The Donnas - 'Gold Medal'The Donnas have been around for ten years and 'Gold Medal' is their fifth album. That sentence took a long time to write, so difficult it was to comprehend; before penning it, it was surely understandable to be in a slight state of shock, mumbling barely intelligible noises that aimed for words like 'what?' and 'how?', but sounded more like faint grunts of incomprehensibility.

Hats off to them then, as to have made what has to have been a very successful career (as is made plainly obvious by the fact that they're still around) from records that all sound so very similar is a task much more complicated than the actual content of the music. The genius truly lies in finding an audience for five albums of it. If they can stick with it, and you can keep up the quality, give them what they want. Don't ever change. And, if you must do so, make the alterations slight. No running off in directions where we might not bother to come and find you.

So, whilst the slightly quieter, ever so faintly more considered 'Gold Medal' might be a sign of growing up, the modifications do nothing to take away from the party ethic; the songs about boys, the blatancy of the prose, or 'instantaneous' nature of the sound. That template isn't one you can deviate from very far without betraying one of those aforementioned that are the reasons people have stuck with you in the first place. The Donnas can't ever really challenge an audience, but neither side of the bargain wants that to happen.

The furthest they can get away from what we would predict also results in the album's strongest moments; a dazzling title-track, the cheesily pleasing rock of 'It's So Hard', the rewardingly planned song-craft of 'Revolver'. But too much of the rest of it can be dismissed as Donnas-by-numbers - the too easy to second guess 'I Don't Want To Know (If You Don't Want Me)', the all too characteristic 'Out Of My Hands' and unconsidered man-baiting of 'Takes One To Know One'. It is possible to retain a style without declining into self-parody (check Babes in Toyland, The Ramones, Johnny Cash), but such inconsequential little ditties as these don't seem to have woken up to that.

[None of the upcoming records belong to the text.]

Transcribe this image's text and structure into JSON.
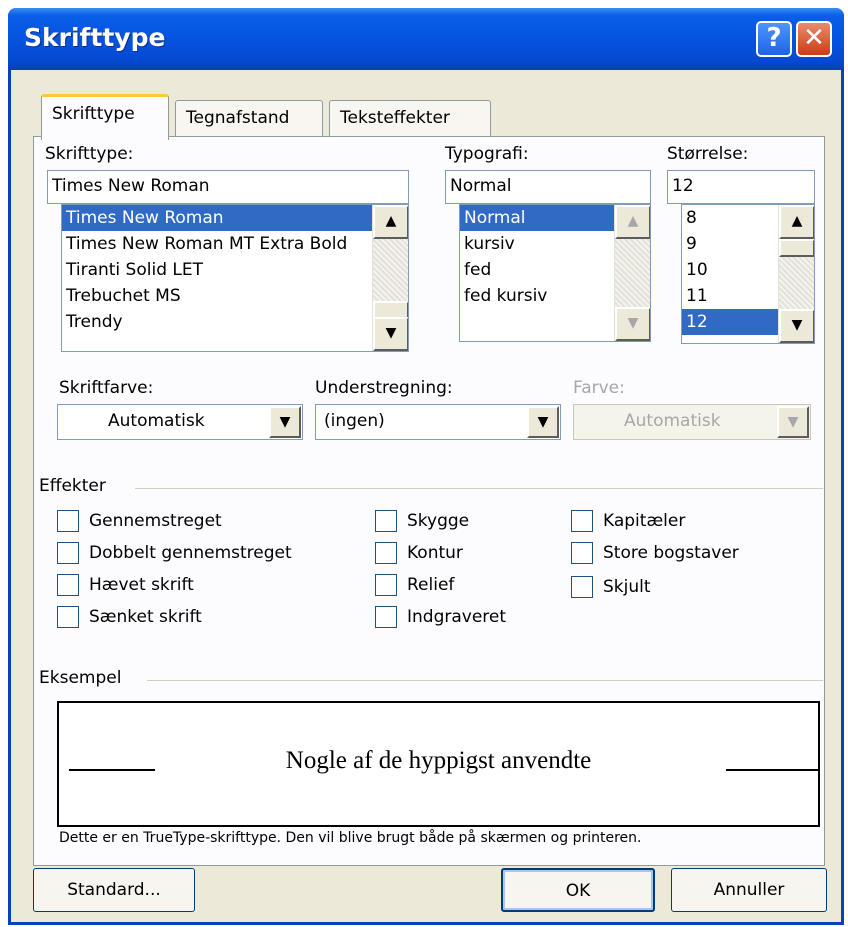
{
  "window": {
    "title": "Skrifttype"
  },
  "titlebar_buttons": {
    "help": "?",
    "close": "✕"
  },
  "tabs": [
    {
      "label": "Skrifttype",
      "active": true
    },
    {
      "label": "Tegnafstand",
      "active": false
    },
    {
      "label": "Teksteffekter",
      "active": false
    }
  ],
  "font": {
    "label": "Skrifttype:",
    "value": "Times New Roman",
    "items": [
      "Times New Roman",
      "Times New Roman MT Extra Bold",
      "Tiranti Solid LET",
      "Trebuchet MS",
      "Trendy"
    ]
  },
  "style": {
    "label": "Typografi:",
    "value": "Normal",
    "items": [
      "Normal",
      "kursiv",
      "fed",
      "fed kursiv"
    ]
  },
  "size": {
    "label": "Størrelse:",
    "value": "12",
    "items": [
      "8",
      "9",
      "10",
      "11",
      "12"
    ]
  },
  "font_color": {
    "label": "Skriftfarve:",
    "value": "Automatisk"
  },
  "underline": {
    "label": "Understregning:",
    "value": "(ingen)"
  },
  "underline_color": {
    "label": "Farve:",
    "value": "Automatisk"
  },
  "effects": {
    "group_label": "Effekter",
    "col1": [
      "Gennemstreget",
      "Dobbelt gennemstreget",
      "Hævet skrift",
      "Sænket skrift"
    ],
    "col2": [
      "Skygge",
      "Kontur",
      "Relief",
      "Indgraveret"
    ],
    "col3": [
      "Kapitæler",
      "Store bogstaver",
      "Skjult"
    ]
  },
  "preview": {
    "group_label": "Eksempel",
    "text": "Nogle af de hyppigst anvendte",
    "note": "Dette er en TrueType-skrifttype. Den vil blive brugt både på skærmen og printeren."
  },
  "buttons": {
    "default": "Standard...",
    "ok": "OK",
    "cancel": "Annuller"
  },
  "icons": {
    "scroll_up": "▲",
    "scroll_down": "▼",
    "dropdown": "▼"
  },
  "colors": {
    "titlebar": "#0653e0",
    "dialog_bg": "#ece9d8",
    "selection": "#316ac5"
  }
}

Of course, as their persisting existence and output explains, there is an actively enthused, be it airheaded gang of recipients, and we truly wish both sides of the relationship well. But as time goes on, it's difficult to not to see either one or the other dwindling away. The Donnas themselves have, in their greatest moments (a few of which contained here), reached a profound height of giddy, simple graciousness - but just how much more of the less elevated patches people will stick around for is perhaps some cause for concern.